In this way it is ensured that the front driver can not drive too slowly, while the rear driver does not move so fast that a minimum distance between vehicles 3 and 4 is undershot. This ensures the security of the system 1. In addition, a congestion is prevented which would limit the capacity of the transport system and reduce the driving pleasure for the rear vehicles.

Claims

A conveyor system, in particular for entertainment purposes, comprising a driving route (2), and at least two vehicles (3, 4) movable along the route (2), wherein a drive and / or a brake of the vehicles (3, 4) through at least one the passenger is interactively actuated in the vehicle, and the transport system has a controller (5), characterized in that the controller (5) is designed such that a minimum speed for the front vehicle (in dependence on at least one input variable dependent on the current state of the conveyor system) 3) is given, which may not fall below the front vehicle (3).

2. Transport system according to claim 1, characterized in that the input quantity is at least the distance between the front vehicle (3) and the rear vehicle (4), wherein falls below a first predetermined minimum distance between the two vehicles (3, 4), the minimum speed is predetermined for the front vehicle (3), the front vehicle (3) for a certain period of time and / or until reaching a certain waypoint by the front vehicle (3) and / or until a change in the distance between the vehicles and / or not to fall short of reaching a second minimum distance.

3. Transport system according to one of the preceding claims, characterized in that the input quantity is at least the utilization of the transport system and / or a number of on the route (2) moving or arranged vehicles (3, 4).

4. Transport system according to one of the preceding claims, characterized in that the input quantity is at least the position of a vehicle (3, 4) on the route (2).

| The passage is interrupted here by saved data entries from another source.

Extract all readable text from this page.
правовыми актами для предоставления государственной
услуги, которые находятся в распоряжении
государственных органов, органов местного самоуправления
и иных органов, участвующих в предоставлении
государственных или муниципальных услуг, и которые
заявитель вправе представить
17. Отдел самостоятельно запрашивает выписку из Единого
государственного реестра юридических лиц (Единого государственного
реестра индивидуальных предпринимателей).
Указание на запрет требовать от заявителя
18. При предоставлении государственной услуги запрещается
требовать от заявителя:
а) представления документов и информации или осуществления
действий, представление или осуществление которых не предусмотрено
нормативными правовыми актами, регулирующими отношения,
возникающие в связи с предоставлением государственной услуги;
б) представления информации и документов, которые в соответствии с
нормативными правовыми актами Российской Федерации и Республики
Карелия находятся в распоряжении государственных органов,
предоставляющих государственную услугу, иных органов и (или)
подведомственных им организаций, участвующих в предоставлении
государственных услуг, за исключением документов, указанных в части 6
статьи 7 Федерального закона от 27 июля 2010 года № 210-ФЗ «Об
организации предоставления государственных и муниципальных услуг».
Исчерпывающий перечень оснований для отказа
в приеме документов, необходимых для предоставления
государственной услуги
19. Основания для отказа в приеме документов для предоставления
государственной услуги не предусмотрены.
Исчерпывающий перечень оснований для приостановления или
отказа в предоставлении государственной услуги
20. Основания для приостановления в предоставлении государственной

5. Transport system according to one of the preceding claims, characterized in that the controller (5) is designed such that when falling below a predetermined minimum distance between the at least two vehicles (3, 4) influencing the speed of both vehicles (3, 4) begins ,

6. Transport system according to one of the preceding claims, characterized in that the controller (5) is designed such that the distance between the at least two vehicles (3, 4) by means of detecting the position of the vehicles (3, 4) along the route (2) is determined at a certain time.

7. Transport system according to one of the preceding claims, characterized in that the controller (5) is designed such that in a determination of the undershooting of the predetermined minimum distance between the vehicles (3, 4) a maximum speed for the rear vehicle (4) is specified not the rear vehicle (4) for a certain period of time and / or until a certain waypoint is reached by the rear vehicle (4) and / or until a change in the distance between the vehicles and / or until a second minimum distance is reached may exceed.

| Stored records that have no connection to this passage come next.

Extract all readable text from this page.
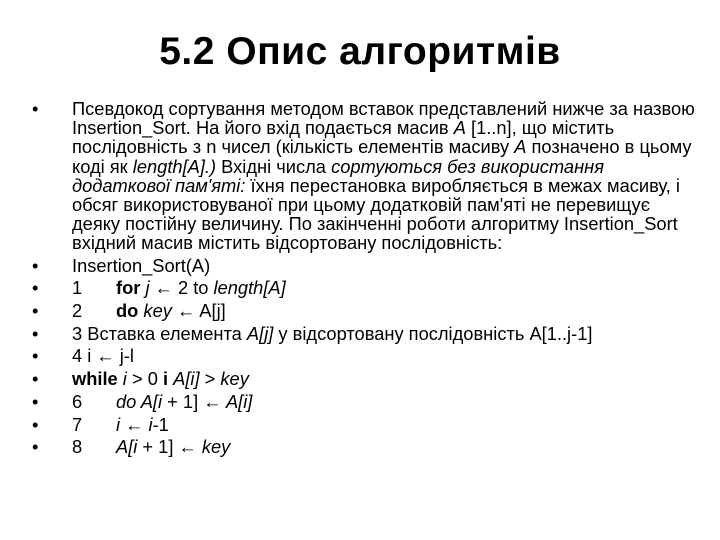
5.2 Опис алгоритмів
•	Псевдокод сортування методом вставок представлений нижче за назвою Insertion_Sort. На його вхід подається масив А [1..n], що містить послідовність з n чисел (кількість елементів масиву А позначено в цьому коді як length[A].) Вхідні числа сортуються без використання додаткової пам'яті: їхня перестановка виробляється в межах масиву, і обсяг використовуваної при цьому додатковій пам'яті не перевищує деяку постійну величину. По закінченні роботи алгоритму Insertion_Sort вхідний масив містить відсортовану послідовність:
•	Insertion_Sort(A)
•	1 for j ← 2 to length[A]
•	2 do key ← A[j]
•	3 Вставка елемента A[j] у відсортовану послідовність A[1..j-1]
•	4 i ← j-l
•	while i > 0 і A[i] > key
•	6 do A[i + 1] ← A[i]
•	7 i ← i-1
•	8 A[i + 1] ← key
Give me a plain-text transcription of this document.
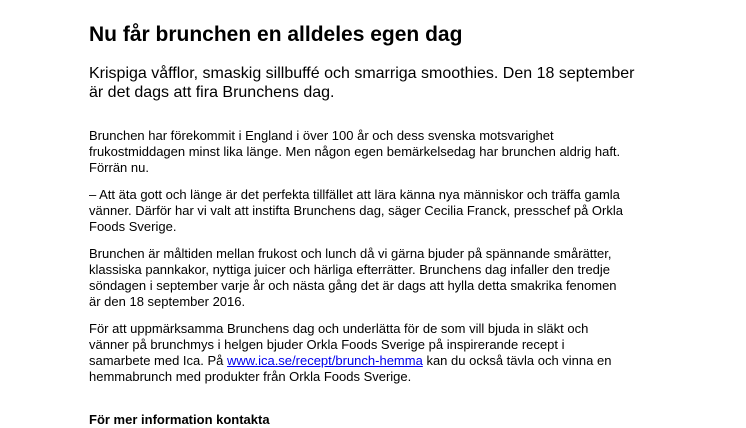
Nu får brunchen en alldeles egen dag

Krispiga våfflor, smaskig sillbuffé och smarriga smoothies. Den 18 september
är det dags att fira Brunchens dag.

Brunchen har förekommit i England i över 100 år och dess svenska motsvarighet
frukostmiddagen minst lika länge. Men någon egen bemärkelsedag har brunchen aldrig haft.
Förrän nu.

– Att äta gott och länge är det perfekta tillfället att lära känna nya människor och träffa gamla
vänner. Därför har vi valt att instifta Brunchens dag, säger Cecilia Franck, presschef på Orkla
Foods Sverige.

Brunchen är måltiden mellan frukost och lunch då vi gärna bjuder på spännande smårätter,
klassiska pannkakor, nyttiga juicer och härliga efterrätter. Brunchens dag infaller den tredje
söndagen i september varje år och nästa gång det är dags att hylla detta smakrika fenomen
är den 18 september 2016.

För att uppmärksamma Brunchens dag och underlätta för de som vill bjuda in släkt och
vänner på brunchmys i helgen bjuder Orkla Foods Sverige på inspirerande recept i
samarbete med Ica. På www.ica.se/recept/brunch-hemma kan du också tävla och vinna en
hemmabrunch med produkter från Orkla Foods Sverige.

För mer information kontakta
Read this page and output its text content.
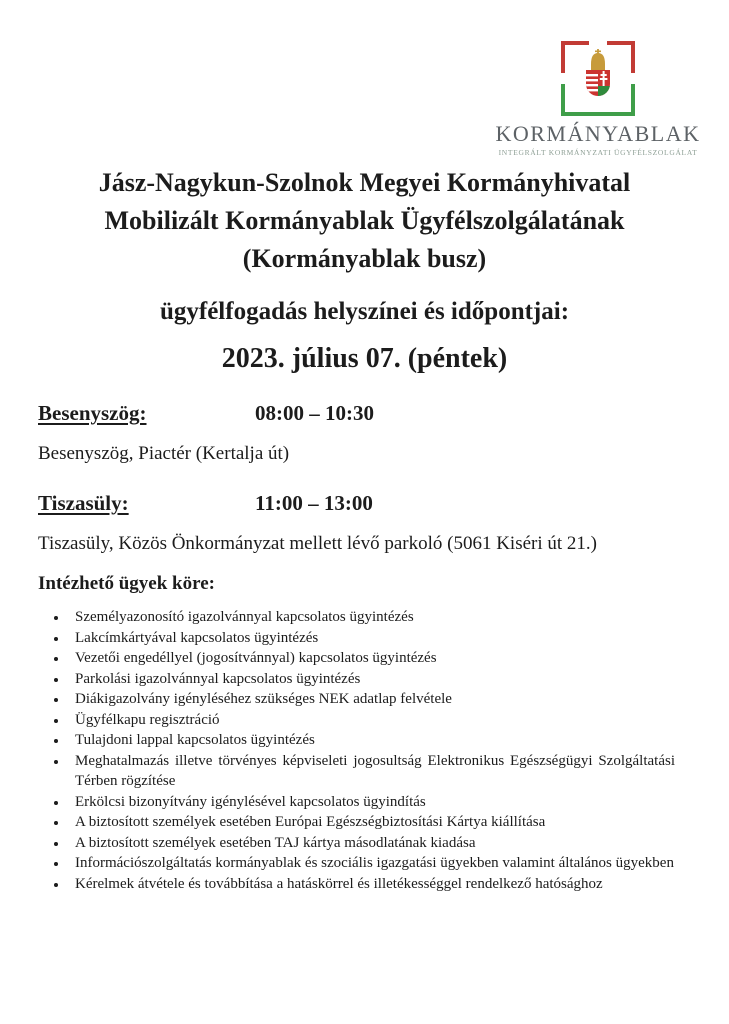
KORMÁNYABLAK
INTEGRÁLT KORMÁNYZATI ÜGYFÉLSZOLGÁLAT
Jász-Nagykun-Szolnok Megyei Kormányhivatal
Mobilizált Kormányablak Ügyfélszolgálatának
(Kormányablak busz)
ügyfélfogadás helyszínei és időpontjai:
2023. július 07. (péntek)
Besenyszög:	08:00 – 10:30
Besenyszög, Piactér (Kertalja út)
Tiszasüly:	11:00 – 13:00
Tiszasüly, Közös Önkormányzat mellett lévő parkoló (5061 Kiséri út 21.)
Intézhető ügyek köre:
• Személyazonosító igazolvánnyal kapcsolatos ügyintézés
• Lakcímkártyával kapcsolatos ügyintézés
• Vezetői engedéllyel (jogosítvánnyal) kapcsolatos ügyintézés
• Parkolási igazolvánnyal kapcsolatos ügyintézés
• Diákigazolvány igényléséhez szükséges NEK adatlap felvétele
• Ügyfélkapu regisztráció
• Tulajdoni lappal kapcsolatos ügyintézés
• Meghatalmazás illetve törvényes képviseleti jogosultság Elektronikus Egészségügyi Szolgáltatási Térben rögzítése
• Erkölcsi bizonyítvány igénylésével kapcsolatos ügyindítás
• A biztosított személyek esetében Európai Egészségbiztosítási Kártya kiállítása
• A biztosított személyek esetében TAJ kártya másodlatának kiadása
• Információszolgáltatás kormányablak és szociális igazgatási ügyekben valamint általános ügyekben
• Kérelmek átvétele és továbbítása a hatáskörrel és illetékességgel rendelkező hatósághoz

8. Transport system according to one of the preceding claims, characterized in that the controller (5) is designed such that in a determination of the undershooting of the predetermined minimum distance between the vehicles (3, 4) a speed range for the front vehicle (3) and / or the rear vehicle (4), each bounded by a positive lower speed (v3u, v4u) and a positive upper speed (v3o, v4o), where v3u <= v3o and v4u <= v4o, and the vehicles so are controlled, that the travel speed (vi, v2) of each of the vehicles (3, 4) the respective Does not leave the speed range for a certain period of time and / or until reaching a certain waypoint.

9. Transport system according to one of the preceding claims, characterized in that the controller is designed as a central controller.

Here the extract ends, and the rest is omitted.